Publié le 08 juin 2020

POLITIQUE

Après le Covid-19, le forum économique mondial appelle à repartir de zéro

Le changement de modèle appelé par certains - par beaucoup - pour l’après crise du Covid-19  afin de créer un monde plus durable est loin d’être acquis. Le retour du "business as usual" pointe déjà le bout de son nez, alors que ni les inégalités sociales, ni le réchauffement climatique n’ont disparu par magie. Pour le forum économique mondial, il n’y a pas le choix, il faut faire une "Reset" de toute l’économie et les banques centrales semblent d’accord.

World Economic Forum WorldEconomicForum BorisBaldinger
Le forum économique mondiale transforme son forum de Davos en tentative de grande remise à zéro de l'économie.
@BorisBaldinger/WEC

"Le monde a changé, nos fragilités ont été mises à nues, notre système a besoin d’une remise à zéro"… Telles sont les trois premières phrases d’une vidéo choc diffusée par le Forum économique mondial, connu pour organiser chaque année le sommet de Davos. Le 3 juin, il a annoncé la création d’un nouveau sommet baptisé "The Great Reset", la "Grande remise à zéro". La première édition se tiendra en janvier 2021.

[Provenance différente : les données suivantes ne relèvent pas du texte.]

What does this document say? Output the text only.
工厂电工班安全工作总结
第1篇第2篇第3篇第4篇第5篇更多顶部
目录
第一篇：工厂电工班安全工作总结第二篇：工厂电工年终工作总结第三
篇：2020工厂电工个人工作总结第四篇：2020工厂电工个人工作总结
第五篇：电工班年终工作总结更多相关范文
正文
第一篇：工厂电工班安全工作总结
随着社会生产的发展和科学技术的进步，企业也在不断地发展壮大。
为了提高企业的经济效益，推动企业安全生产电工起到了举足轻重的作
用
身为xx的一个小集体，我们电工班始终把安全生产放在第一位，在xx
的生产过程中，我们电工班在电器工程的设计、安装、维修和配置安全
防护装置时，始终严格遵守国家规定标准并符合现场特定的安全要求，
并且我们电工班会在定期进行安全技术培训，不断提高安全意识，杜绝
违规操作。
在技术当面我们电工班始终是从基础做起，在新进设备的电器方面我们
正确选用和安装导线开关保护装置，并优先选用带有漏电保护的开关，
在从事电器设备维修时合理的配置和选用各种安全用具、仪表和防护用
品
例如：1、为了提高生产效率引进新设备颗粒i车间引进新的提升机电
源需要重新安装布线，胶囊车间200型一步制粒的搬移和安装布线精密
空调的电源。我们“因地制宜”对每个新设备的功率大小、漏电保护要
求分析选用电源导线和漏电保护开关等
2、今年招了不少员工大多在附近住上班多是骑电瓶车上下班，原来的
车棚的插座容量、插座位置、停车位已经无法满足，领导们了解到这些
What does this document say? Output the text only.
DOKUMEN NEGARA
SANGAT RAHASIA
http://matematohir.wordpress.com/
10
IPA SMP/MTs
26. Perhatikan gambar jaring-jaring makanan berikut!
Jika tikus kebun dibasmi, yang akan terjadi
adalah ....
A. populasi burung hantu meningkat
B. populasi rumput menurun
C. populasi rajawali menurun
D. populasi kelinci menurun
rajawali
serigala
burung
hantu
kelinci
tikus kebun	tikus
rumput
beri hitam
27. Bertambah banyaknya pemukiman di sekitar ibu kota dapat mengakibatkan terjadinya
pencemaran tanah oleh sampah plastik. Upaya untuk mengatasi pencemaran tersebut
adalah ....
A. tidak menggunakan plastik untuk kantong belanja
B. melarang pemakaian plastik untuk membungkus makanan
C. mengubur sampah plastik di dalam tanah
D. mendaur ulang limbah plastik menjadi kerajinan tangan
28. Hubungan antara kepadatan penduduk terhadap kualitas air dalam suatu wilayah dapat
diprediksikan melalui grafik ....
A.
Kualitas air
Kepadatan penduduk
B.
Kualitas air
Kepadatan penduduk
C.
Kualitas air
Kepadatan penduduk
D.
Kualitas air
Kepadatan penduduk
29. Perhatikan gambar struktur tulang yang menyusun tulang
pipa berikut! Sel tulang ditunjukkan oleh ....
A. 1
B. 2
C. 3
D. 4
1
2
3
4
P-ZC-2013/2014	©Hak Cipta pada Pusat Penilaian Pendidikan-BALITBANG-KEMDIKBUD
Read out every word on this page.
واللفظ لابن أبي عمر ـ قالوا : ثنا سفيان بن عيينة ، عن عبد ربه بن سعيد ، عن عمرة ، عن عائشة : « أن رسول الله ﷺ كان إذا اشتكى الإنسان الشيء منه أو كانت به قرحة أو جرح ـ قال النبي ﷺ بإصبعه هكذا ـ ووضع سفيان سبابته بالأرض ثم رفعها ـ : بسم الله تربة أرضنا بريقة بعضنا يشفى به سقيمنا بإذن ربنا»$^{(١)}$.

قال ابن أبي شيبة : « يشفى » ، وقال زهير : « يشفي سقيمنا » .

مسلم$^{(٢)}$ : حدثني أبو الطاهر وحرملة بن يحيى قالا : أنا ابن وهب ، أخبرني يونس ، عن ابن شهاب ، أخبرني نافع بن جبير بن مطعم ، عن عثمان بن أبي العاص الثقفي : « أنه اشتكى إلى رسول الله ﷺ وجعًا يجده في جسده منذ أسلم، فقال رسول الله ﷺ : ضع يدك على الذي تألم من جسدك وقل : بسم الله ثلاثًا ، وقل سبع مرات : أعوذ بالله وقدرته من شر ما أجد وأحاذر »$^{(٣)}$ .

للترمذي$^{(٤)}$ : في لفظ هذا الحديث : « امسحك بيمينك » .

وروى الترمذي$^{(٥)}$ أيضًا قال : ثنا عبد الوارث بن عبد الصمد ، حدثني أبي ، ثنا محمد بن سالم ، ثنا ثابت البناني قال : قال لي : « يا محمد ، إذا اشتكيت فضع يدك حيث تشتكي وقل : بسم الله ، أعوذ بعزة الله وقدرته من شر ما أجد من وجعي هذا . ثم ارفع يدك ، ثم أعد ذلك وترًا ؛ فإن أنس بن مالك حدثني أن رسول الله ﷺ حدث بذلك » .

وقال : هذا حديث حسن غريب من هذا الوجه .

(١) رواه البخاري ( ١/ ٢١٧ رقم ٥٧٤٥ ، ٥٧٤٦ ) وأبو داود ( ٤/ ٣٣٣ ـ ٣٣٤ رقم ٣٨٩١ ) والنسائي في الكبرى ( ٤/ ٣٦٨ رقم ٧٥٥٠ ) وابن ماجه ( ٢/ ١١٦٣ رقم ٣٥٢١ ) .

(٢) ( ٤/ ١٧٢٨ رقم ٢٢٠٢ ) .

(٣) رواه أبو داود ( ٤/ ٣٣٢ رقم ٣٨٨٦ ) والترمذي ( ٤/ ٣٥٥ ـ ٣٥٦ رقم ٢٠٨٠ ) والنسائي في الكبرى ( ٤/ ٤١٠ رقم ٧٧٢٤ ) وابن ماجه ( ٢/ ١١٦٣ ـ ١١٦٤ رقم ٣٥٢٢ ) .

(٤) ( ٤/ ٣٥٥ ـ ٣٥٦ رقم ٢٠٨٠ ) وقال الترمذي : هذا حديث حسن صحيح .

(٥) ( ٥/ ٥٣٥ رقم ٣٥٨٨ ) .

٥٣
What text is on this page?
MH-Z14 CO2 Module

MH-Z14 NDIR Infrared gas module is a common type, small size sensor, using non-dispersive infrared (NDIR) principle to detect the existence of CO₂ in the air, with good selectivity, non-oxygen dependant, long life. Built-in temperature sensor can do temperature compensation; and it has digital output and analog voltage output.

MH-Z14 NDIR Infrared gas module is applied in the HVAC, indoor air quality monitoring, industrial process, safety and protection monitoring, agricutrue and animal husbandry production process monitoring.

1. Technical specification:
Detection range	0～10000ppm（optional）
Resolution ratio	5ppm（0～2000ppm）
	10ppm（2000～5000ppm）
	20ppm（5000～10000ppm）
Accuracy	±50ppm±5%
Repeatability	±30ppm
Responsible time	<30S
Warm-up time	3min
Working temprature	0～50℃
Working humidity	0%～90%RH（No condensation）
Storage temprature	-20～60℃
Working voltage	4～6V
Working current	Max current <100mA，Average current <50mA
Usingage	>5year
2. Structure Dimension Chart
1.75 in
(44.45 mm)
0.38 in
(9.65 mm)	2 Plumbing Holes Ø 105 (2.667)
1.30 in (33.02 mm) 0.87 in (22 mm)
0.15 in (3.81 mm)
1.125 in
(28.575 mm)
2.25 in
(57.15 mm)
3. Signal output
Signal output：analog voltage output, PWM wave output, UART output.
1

"La reprise suite à la crise du coronavirus représente une opportunité de réinitialiser l'économie mondiale et de prioriser le développement durable sans endommager davantage la planète", a déclaré le prince Charles à l'ouverture d'une réunion virtuelle du Forum économique mondial mercredi 3 juin. La réunion annuelle avait jusque-là toujours visé un monde plus productif avec une prise en compte croissante de l’environnement ces dernières années. Il s’agit désormais de donner de nouvelles bases à l’économie. Une gageure.

Une fenêtre d’opportunité

"La crise du COVID-19 nous a montré que nos anciens systèmes ne sont plus adaptés au 21e siècle", a estimé le président exécutif du WEF, Klaus Schwab. Il ajoute que "la pandémie représente une fenêtre d’opportunité rare mais étroite pour repenser, réinventer et réinitialiser notre monde". Cela sonne comme un doux rêve ? Pas pour Kristalina Georgieva, directrice du Fonds Monétaire international (FMI) : "Nous avons assisté à une injection massive de mesures de relance budgétaire pour (…) que la croissance revienne. Il est primordial que cette croissance conduise à un monde plus vert, plus intelligent et plus juste à l'avenir. Il est possible de le faire. Pourvu que nous nous concentrions sur les éléments clés d'une reprise - et agissions maintenant. Nous n'avons pas besoin d'attendre".

António Guterres, le secrétaire général des Nations Unies, applaudit l’initiative du forum de Davos. "Le Great Reset est une reconnaissance bienvenue que cette tragédie humaine doit être un signal d’alarme, déclare-t-il. Nous devons construire des économies plus égales, inclusives et durables, et des sociétés qui soient plus résilientes face aux pandémies, au changement climatique et les nombreux autres changements globaux qui arrivent."

Les banques centrales à l’action

Les grandes banques centrales y croient aussi. Au même moment, celles-ci publiaient une tribune dans le quotidien britannique The Guardian. "À moins que nous agissions maintenant, la crise climatique sera le scénario privilégié de demain et contrairement au Covid-19 personne ne pourra s'isoler pour l'éviter", assurent-ils. Au rang des signataires, on trouve le gouverneur de la Banque d'Angleterre (BoE) Andrew Bailey, celui de la Banque de France François Villeroy de Galhau, le directeur de la supervision de la banque centrale néerlandaise et président du NGFS (Réseau des banques centrales pour verdir la finance) Frank Elderson et l'envoyé spécial de l'ONU pour le climat Mark Carney.

Ces hauts responsables sont déjà à l’œuvre, dans le cadre du Réseau pour verdir le système financier (NGFS), qui réunit 66 banques centrales dans le monde. Celui-ci vise notamment à échanger des bonnes pratiques pour faire en sorte que les établissements financiers qu’ils supervisent (banques, assurances, société de gestion, etc.) prennent en compte le changement climatique dans leurs décisions.

Les auteurs de la tribune estiment que la crise du coronavirus "offre la chance d'une vie" pour rebâtir l'économie de manière à lutter contre le changement climatique. Ils saluent les mesures de soutien massives mises en place pour amortir le choc de la crise sanitaire et éviter une récession trop profonde. Mais il est nécessaire de penser au-delà de la pandémie, préviennent-ils, alors même que les pays dans le monde sont loin, selon eux, de respecter les Accords de Paris sur le climat, qui visent à limiter le réchauffement de la planète à 1,5°C.